Saigon plans to double traffic fines to combat congestion and accidents

By Staff reporters   December 8, 2017 | 06:39 pm PT
Saigon plans to double traffic fines to combat congestion and accidents
A traffic jam in Ho Chi Minh City. Photo by VnExpress/Trung Son
The head of the city's transport department says the increased fines are not aimed at boosting the city's budget.

Ho Chi Minh City is deliberating a plan to double fines for traffic violations in an effort to sort out its streets and reduce gridlock and accidents.

According to the proposal, floated by the city’s transport department, drivers who park illegally or drive in the wrong lane, and contractors that do not clear barriers and signs from construction sites once work is completed, will all receive higher fines.

The plan, which was put forward at a meeting of the municipal legislative People’s Council on Monday, is to discourage drivers from violating the rules and has nothing to do with the city’s budget, Bui Xuan Cuong, the department’s director, told Tuoi Tre (Youth) newspaper on Friday.

3,960 traffic accidents were reported in the city last year, and 805 people were killed, up 5.54 and 14.6 percent, respectively, against 2015.

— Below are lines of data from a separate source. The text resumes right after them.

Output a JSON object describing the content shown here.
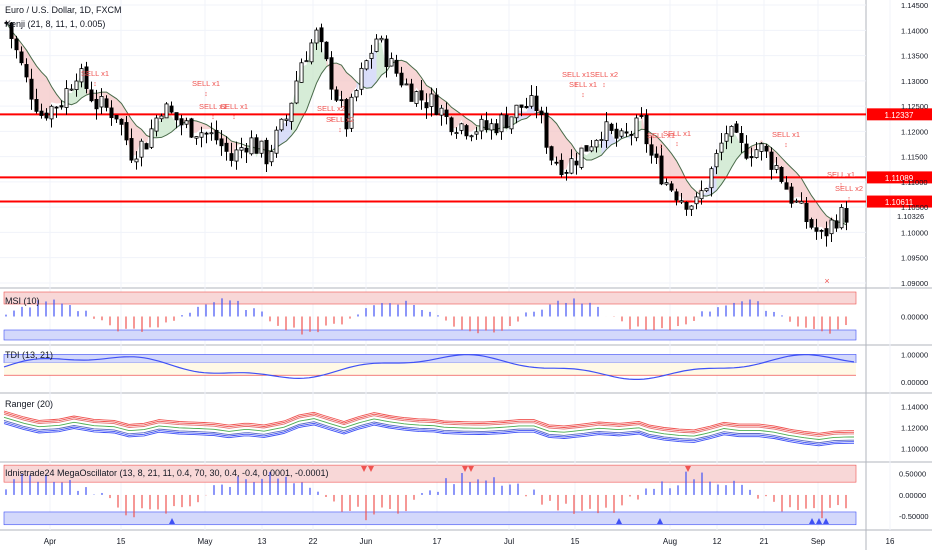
{
  "header": {
    "symbol": "Euro / U.S. Dollar, 1D, FXCM",
    "indicator": "Kenji (21, 8, 11, 1, 0.005)"
  },
  "colors": {
    "up": "#ffffff",
    "down": "#000000",
    "hline": "#ff0000",
    "signal": "#ef5350",
    "cloud_red": "#f4c7c7",
    "cloud_green": "#c8e6c9",
    "cloud_blue": "#cdd3f7",
    "bar_blue": "#3f51f5",
    "bar_red": "#ef5350",
    "band_red": "#f8d7d7",
    "band_blue": "#d3d8fb"
  },
  "chart_data": [
    {
      "type": "candlestick",
      "title": "Euro / U.S. Dollar, 1D, FXCM",
      "x_labels": [
        "Apr",
        "15",
        "May",
        "13",
        "22",
        "Jun",
        "17",
        "Jul",
        "15",
        "Aug",
        "12",
        "21",
        "Sep",
        "16"
      ],
      "y_ticks": [
        "1.14500",
        "1.14000",
        "1.13500",
        "1.13000",
        "1.12500",
        "1.12000",
        "1.11500",
        "1.11000",
        "1.10500",
        "1.10000",
        "1.09500",
        "1.09000"
      ],
      "ylim": [
        1.089,
        1.146
      ],
      "horizontal_lines": [
        {
          "value": 1.12337,
          "label": "1.12337"
        },
        {
          "value": 1.11089,
          "label": "1.11089"
        },
        {
          "value": 1.10611,
          "label": "1.10611"
        }
      ],
      "last_price": {
        "value": 1.10326,
        "label": "1.10326"
      },
      "signals": [
        {
          "text": "SELL x1"
        },
        {
          "text": "SELL x1"
        },
        {
          "text": "SELL x1"
        },
        {
          "text": "SELL x1"
        },
        {
          "text": "SELL x2"
        },
        {
          "text": "SELL x2"
        },
        {
          "text": "SELL x1"
        },
        {
          "text": "SELL x1"
        },
        {
          "text": "SELL x2"
        },
        {
          "text": "SELL x1"
        },
        {
          "text": "SELL x1"
        },
        {
          "text": "SELL x2"
        },
        {
          "text": "SELL x1"
        },
        {
          "text": "SELL x1"
        }
      ],
      "close_marker": "×",
      "anchors": [
        [
          0,
          1.1415
        ],
        [
          8,
          1.13
        ],
        [
          14,
          1.1235
        ],
        [
          22,
          1.126
        ],
        [
          28,
          1.132
        ],
        [
          36,
          1.1255
        ],
        [
          44,
          1.1235
        ],
        [
          50,
          1.116
        ],
        [
          56,
          1.118
        ],
        [
          62,
          1.125
        ],
        [
          70,
          1.1215
        ],
        [
          78,
          1.12
        ],
        [
          84,
          1.1185
        ],
        [
          90,
          1.1145
        ],
        [
          97,
          1.1185
        ],
        [
          104,
          1.115
        ],
        [
          112,
          1.1225
        ],
        [
          118,
          1.134
        ],
        [
          124,
          1.139
        ],
        [
          130,
          1.13
        ],
        [
          136,
          1.1215
        ],
        [
          142,
          1.131
        ],
        [
          148,
          1.1385
        ],
        [
          154,
          1.133
        ],
        [
          160,
          1.129
        ],
        [
          166,
          1.1265
        ],
        [
          172,
          1.1255
        ],
        [
          176,
          1.1225
        ],
        [
          184,
          1.121
        ],
        [
          192,
          1.1205
        ],
        [
          200,
          1.1225
        ],
        [
          206,
          1.125
        ],
        [
          212,
          1.125
        ],
        [
          218,
          1.115
        ],
        [
          224,
          1.113
        ],
        [
          232,
          1.117
        ],
        [
          238,
          1.1205
        ],
        [
          246,
          1.118
        ],
        [
          254,
          1.1215
        ],
        [
          258,
          1.115
        ],
        [
          264,
          1.11
        ],
        [
          270,
          1.107
        ],
        [
          276,
          1.1055
        ],
        [
          282,
          1.112
        ],
        [
          288,
          1.12
        ],
        [
          294,
          1.1165
        ],
        [
          302,
          1.1165
        ],
        [
          308,
          1.113
        ],
        [
          314,
          1.107
        ],
        [
          320,
          1.1025
        ],
        [
          326,
          1.099
        ],
        [
          332,
          1.103
        ],
        [
          337,
          1.1038
        ]
      ]
    },
    {
      "type": "bar",
      "title": "MSI (10)",
      "y_ticks": [
        "0.00000"
      ],
      "ylim": [
        -1,
        1
      ]
    },
    {
      "type": "line",
      "title": "TDI (13, 21)",
      "y_ticks": [
        "1.00000",
        "0.00000"
      ],
      "ylim": [
        -0.35,
        1.3
      ]
    },
    {
      "type": "line",
      "title": "Ranger (20)",
      "y_ticks": [
        "1.14000",
        "1.12000",
        "1.10000"
      ],
      "ylim": [
        1.088,
        1.152
      ]
    },
    {
      "type": "bar",
      "title": "Idnistrade24 MegaOscillator (13, 8, 21, 11, 0.4, 70, 30, 0.4, -0.4, 0.0001, -0.0001)",
      "y_ticks": [
        "0.50000",
        "0.00000",
        "-0.50000"
      ],
      "ylim": [
        -0.8,
        0.75
      ]
    }
  ]
}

Part of the revenue from the increased fines will be used to train traffic officers, while the rest will be allocated to the city’s police and the National Traffic Safety Committee, he said.

The proposal will be open for public opinion.

Councilor Le Nguyen Minh Quang, head of the HCMC Urban Railway Management Authority, agreed with the proposal, saying that the current fines are too low.

“Traffic chaos worsens during rush hour as drivers ride onto the sidewalk and drive into oncoming traffic,” he said.

The city's mayor, Nguyen Thanh Phong, said in August that up to 7.6 million motorbikes and 700,000 cars were being used in the city.

Traffic congestion has plagued HCMC for a long time, so the city has been trying to find different ways to deal with the problem.

Aside from building overpasses, its latest effort is a plan to impose a congestion charge in the center during rush hour to restrict the number of four-wheel vehicles.

When the plan was rolled out in September, it said the charge could come into force at the same time the city's first metro line is launched in 2020.

In July, the city came up with a roadmap to limit private vehiclesBut Cuong, the transport director, said that the city would not ban motorbikes before 2030.